そこで、昭和三十七年度に改正いたしましたねらいその他について申し上げますと、当時のわが国の経済の発展に即応いたしまして、木材の需要というものは伸張し、木材価格というものも一時的な停滞を得まして上昇に転じた。このような当時の事情の推移に伴いまして、造林事業は対象地の奥地化にもかかわりませず、着実に進展をするとともに、伐採許可制度の対象となっておる立木についての伐採量というものも、伐採許容限度量というものをかなり下回るようになります等、森林所有者の林業経営の合理化への指向がうかがえるような状態になったのでございます。
このような当時の林業の動向というものを反映いたしまして、昭和三十五年十月におきまする農林漁業基本問題調査会からの「林業の基本問題と基本対策」の答申にも見られますように、当時の森林計画制度につきましては、その性格は行政庁によって作成される上からの制度たるところにある。このような森林計画制度では、近年における林産物需要構造の変化と林業経営の実情に十分即応し得ないのみならず、行政運営上の効率から見ても問題があるという意見が出まして、森林計画制度の改善あるいは合理化ということが要請されるに至ったのでございます。このような状況のもとで、昭和三十七年の森林法の一部改正、森林計画制度につきましては第二次改正が行なわれたのでございます。

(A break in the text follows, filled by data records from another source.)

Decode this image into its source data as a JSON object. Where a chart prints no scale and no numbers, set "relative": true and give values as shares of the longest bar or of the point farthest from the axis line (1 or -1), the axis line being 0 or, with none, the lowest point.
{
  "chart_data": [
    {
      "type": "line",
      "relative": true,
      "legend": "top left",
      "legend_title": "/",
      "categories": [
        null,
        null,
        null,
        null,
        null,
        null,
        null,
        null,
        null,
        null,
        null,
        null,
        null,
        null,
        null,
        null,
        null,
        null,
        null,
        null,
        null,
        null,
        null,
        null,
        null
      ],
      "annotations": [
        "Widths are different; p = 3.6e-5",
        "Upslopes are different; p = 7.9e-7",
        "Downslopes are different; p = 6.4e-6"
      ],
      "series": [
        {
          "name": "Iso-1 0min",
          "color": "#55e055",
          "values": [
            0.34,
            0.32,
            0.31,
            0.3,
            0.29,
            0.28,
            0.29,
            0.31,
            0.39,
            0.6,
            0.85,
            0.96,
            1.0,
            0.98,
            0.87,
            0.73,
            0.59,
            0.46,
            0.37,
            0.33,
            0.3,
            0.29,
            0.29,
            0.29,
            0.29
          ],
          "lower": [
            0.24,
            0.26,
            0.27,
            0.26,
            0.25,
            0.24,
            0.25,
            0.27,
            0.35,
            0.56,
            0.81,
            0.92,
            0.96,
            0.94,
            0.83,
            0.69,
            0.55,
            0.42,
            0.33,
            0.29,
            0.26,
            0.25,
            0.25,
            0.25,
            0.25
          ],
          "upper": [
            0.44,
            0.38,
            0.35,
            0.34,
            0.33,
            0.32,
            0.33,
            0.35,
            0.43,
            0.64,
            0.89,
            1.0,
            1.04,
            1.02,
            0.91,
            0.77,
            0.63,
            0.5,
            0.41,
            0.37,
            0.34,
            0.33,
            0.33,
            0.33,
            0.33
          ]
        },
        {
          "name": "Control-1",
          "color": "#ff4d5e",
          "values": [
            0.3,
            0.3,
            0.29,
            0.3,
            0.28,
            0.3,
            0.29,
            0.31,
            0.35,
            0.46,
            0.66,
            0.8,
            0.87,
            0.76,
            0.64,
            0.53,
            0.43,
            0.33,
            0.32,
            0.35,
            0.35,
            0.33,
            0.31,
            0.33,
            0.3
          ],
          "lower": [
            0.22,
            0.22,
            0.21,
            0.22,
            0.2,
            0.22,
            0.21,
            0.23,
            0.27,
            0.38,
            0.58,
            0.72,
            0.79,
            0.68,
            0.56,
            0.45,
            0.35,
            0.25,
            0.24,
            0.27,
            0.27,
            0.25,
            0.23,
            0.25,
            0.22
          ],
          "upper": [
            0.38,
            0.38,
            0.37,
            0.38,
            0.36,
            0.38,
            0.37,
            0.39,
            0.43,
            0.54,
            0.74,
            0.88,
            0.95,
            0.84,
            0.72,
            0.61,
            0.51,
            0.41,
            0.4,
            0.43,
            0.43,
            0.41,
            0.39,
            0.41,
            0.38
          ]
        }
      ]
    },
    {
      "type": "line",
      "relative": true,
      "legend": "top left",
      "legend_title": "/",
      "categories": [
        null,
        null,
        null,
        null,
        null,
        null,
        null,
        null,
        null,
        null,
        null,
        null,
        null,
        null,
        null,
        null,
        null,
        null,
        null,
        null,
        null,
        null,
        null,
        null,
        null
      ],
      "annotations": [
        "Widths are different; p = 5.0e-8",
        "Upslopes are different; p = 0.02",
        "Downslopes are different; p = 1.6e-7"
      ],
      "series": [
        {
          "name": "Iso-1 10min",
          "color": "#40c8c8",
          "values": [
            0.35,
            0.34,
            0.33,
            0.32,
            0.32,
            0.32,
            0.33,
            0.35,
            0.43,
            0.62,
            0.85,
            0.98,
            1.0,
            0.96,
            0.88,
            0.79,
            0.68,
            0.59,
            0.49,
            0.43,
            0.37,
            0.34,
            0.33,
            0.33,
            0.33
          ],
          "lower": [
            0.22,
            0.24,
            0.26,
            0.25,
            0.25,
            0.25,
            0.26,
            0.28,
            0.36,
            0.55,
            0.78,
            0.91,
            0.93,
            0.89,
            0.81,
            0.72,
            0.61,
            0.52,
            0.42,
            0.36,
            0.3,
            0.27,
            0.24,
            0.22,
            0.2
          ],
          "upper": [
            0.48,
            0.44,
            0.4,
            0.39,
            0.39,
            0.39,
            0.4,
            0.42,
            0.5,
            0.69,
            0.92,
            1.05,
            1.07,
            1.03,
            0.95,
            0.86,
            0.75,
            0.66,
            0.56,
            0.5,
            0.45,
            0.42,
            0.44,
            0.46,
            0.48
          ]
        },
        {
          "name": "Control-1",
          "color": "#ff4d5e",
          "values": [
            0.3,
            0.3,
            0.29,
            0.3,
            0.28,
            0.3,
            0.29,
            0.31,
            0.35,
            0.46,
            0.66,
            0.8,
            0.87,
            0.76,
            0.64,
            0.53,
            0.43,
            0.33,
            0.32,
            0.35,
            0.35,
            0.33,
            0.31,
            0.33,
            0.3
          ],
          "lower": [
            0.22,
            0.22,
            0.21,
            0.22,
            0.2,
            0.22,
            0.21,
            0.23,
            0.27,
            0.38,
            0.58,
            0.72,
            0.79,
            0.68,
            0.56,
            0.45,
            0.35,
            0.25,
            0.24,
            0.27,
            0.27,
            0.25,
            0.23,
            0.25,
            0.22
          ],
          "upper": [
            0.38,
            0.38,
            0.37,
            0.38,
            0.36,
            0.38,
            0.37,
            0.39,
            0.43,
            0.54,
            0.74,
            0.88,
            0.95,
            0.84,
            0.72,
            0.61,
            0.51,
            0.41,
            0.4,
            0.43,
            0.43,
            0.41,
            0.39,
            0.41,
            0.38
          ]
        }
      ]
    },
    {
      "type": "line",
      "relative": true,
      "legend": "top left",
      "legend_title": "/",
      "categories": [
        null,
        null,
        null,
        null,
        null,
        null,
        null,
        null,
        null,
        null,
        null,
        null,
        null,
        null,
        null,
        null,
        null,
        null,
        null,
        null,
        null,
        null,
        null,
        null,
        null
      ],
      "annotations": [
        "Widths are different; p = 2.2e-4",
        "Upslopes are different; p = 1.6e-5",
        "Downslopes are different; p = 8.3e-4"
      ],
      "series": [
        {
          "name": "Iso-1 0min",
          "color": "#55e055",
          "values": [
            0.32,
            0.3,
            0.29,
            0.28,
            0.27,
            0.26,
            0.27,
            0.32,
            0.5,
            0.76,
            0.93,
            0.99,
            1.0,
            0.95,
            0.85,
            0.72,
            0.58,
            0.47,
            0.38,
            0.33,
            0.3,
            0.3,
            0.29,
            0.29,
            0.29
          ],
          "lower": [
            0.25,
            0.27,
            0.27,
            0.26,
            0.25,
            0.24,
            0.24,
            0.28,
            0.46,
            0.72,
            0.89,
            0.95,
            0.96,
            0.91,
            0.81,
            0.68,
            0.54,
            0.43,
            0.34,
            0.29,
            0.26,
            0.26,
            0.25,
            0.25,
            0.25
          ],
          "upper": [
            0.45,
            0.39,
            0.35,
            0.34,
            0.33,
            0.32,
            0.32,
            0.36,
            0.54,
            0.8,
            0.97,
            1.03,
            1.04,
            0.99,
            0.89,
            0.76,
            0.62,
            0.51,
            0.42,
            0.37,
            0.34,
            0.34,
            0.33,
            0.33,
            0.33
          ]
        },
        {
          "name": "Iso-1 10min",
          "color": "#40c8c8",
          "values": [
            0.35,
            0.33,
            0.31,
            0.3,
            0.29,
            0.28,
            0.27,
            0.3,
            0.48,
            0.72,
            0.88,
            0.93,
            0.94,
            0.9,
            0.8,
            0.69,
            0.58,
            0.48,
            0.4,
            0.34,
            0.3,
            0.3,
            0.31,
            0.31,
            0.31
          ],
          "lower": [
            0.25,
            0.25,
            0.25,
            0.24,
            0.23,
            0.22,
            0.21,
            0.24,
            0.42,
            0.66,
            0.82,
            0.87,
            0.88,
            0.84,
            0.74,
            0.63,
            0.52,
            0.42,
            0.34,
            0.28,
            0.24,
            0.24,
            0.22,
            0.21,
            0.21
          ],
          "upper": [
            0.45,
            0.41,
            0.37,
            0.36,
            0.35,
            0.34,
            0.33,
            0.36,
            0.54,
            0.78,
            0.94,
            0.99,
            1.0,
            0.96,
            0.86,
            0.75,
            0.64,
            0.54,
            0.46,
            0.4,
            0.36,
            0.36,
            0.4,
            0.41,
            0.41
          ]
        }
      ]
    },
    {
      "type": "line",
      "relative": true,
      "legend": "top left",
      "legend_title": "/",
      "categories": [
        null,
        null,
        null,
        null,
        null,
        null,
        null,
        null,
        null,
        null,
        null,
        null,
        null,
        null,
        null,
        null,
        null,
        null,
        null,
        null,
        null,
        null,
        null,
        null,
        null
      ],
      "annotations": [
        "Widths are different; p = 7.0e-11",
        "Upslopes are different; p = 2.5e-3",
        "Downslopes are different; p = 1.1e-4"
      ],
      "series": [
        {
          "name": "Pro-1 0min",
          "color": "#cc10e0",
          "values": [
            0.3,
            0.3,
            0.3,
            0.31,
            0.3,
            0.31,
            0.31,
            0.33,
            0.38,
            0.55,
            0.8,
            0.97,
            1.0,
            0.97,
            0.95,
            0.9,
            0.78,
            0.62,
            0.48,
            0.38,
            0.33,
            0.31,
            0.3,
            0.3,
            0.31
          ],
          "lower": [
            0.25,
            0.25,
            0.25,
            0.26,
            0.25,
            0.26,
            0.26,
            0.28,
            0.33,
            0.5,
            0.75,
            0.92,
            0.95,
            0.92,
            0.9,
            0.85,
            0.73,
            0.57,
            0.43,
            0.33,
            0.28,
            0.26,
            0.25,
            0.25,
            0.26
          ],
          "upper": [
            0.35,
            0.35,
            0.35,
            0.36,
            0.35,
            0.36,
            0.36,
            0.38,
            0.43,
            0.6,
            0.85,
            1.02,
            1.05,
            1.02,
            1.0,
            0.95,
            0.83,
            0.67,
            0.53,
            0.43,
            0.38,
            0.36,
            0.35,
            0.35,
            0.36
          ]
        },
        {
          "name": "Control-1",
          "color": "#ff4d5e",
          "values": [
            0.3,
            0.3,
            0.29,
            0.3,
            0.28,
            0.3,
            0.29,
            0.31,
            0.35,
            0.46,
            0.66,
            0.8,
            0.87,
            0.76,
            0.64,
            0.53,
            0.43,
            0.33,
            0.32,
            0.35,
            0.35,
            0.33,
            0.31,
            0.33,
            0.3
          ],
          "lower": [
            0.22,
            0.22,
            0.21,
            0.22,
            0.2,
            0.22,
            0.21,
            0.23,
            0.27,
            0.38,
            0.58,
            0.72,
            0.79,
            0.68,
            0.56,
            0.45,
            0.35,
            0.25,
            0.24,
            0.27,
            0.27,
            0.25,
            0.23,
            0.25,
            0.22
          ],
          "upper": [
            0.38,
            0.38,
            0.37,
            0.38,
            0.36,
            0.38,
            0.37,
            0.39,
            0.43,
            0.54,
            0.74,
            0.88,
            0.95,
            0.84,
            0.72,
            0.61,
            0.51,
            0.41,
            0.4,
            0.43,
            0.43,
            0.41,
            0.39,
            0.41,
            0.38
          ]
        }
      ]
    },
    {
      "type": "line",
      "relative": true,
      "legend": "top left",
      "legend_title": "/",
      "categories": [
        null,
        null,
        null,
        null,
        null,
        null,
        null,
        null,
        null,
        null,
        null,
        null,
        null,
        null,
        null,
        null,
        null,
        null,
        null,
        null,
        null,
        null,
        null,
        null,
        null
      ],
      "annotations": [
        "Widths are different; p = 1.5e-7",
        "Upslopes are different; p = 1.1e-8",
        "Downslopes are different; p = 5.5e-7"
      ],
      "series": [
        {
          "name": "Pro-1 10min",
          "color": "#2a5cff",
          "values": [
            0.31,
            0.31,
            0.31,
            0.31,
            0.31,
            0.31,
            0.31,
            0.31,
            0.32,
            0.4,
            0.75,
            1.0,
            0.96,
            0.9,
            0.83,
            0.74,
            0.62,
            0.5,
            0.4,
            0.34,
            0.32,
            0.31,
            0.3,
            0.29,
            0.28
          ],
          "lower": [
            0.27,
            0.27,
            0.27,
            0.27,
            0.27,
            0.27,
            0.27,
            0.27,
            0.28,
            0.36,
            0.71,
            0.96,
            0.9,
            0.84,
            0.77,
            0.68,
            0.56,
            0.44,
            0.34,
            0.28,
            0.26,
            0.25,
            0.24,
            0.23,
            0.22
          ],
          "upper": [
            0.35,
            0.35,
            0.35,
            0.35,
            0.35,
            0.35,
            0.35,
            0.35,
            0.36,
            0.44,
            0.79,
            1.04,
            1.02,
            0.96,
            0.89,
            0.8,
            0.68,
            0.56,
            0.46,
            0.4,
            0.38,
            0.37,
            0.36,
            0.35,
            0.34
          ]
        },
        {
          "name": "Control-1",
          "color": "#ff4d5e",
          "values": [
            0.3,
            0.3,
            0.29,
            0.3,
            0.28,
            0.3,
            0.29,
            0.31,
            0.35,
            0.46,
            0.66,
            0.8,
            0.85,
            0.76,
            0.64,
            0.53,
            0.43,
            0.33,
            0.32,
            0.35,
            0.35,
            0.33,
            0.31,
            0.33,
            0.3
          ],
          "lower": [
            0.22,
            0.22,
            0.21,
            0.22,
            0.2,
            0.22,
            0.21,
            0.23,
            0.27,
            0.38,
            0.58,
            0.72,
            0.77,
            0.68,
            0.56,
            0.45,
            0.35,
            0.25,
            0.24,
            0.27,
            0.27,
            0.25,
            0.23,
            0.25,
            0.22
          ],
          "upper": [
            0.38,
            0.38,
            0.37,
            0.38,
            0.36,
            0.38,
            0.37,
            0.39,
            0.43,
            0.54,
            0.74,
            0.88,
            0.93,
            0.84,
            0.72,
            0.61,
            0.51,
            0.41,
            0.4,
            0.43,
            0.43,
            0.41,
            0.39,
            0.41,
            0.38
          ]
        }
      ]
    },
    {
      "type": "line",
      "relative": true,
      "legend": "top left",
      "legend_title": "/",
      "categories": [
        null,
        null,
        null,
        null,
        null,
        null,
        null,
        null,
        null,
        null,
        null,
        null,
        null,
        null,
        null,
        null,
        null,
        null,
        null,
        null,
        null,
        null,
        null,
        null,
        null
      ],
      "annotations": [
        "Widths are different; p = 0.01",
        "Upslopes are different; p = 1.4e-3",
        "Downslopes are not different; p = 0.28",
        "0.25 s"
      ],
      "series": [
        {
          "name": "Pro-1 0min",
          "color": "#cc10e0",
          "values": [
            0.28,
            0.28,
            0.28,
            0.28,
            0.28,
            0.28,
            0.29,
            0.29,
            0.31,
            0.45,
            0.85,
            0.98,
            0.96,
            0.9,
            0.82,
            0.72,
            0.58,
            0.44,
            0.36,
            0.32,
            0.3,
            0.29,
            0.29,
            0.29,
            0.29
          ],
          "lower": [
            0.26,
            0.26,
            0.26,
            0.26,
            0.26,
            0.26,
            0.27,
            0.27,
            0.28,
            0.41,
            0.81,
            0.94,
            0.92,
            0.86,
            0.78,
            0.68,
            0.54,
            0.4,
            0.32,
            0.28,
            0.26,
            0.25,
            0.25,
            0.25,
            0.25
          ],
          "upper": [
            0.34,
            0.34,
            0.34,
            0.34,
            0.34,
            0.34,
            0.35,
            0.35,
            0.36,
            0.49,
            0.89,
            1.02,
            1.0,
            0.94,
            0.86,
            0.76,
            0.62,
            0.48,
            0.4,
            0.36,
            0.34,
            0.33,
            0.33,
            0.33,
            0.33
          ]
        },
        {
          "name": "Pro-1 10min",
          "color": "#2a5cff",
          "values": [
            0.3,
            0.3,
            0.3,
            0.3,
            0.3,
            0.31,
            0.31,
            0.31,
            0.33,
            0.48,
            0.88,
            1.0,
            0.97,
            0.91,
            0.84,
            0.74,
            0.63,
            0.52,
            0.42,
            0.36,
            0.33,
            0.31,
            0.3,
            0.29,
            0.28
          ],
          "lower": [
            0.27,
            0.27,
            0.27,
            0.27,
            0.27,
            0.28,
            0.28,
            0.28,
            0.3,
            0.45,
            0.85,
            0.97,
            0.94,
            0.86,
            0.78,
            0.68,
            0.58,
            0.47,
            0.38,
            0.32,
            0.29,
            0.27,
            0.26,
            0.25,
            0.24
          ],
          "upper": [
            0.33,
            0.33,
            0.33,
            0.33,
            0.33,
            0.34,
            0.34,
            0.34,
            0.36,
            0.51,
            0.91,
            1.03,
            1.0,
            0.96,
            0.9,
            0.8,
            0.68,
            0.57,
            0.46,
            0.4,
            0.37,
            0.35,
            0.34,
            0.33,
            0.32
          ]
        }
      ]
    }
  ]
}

改正内容といたしましては、伐採の許可制度につきましては、保安林等必要最小限度のものだけに規制を行なうという措置をとったのでございます。その他の伐採につきましての規制は、事前の届け出制度に改められることになったのでございます。したがいまして、森林計画制度も、従来の伐採許可制度と造林の義務づけを骨子とするというふうな制度から、性格が大幅に変わってまいったのでございます。都道府県知事が、全国森林計画に即しまして、森林計画別に森林についての公益上の要請と林業政策の方針とを地域の特性を生かして具体化したものとして、この地域森林計画というものを定めまして、これを公表することとなったのでございます。一般の森林につきましての伐採の許可制度の届け出制への全面移行に伴いまして、従来森林区別に毎年定められておりました森林区実施計画というものは、そのときに廃止をされたのでございます。こういうふうな改正によりまして、新たに地域森林計画というものに即しまして森林所有者が施業をやるわけでございますが、その過程におきまして施業の勧告の制度を設けまして、森林計画を順守しない場合には、その是正のために都道府県知事が施業の改善を促すというふうな勧告をすることといたしたのでございまして、これらによりまして森林計画制度の目的達成の確保をはかることになったのでございます。
以上が昭和十四年及び三十七年の森林計画制度の改正の内容でございます。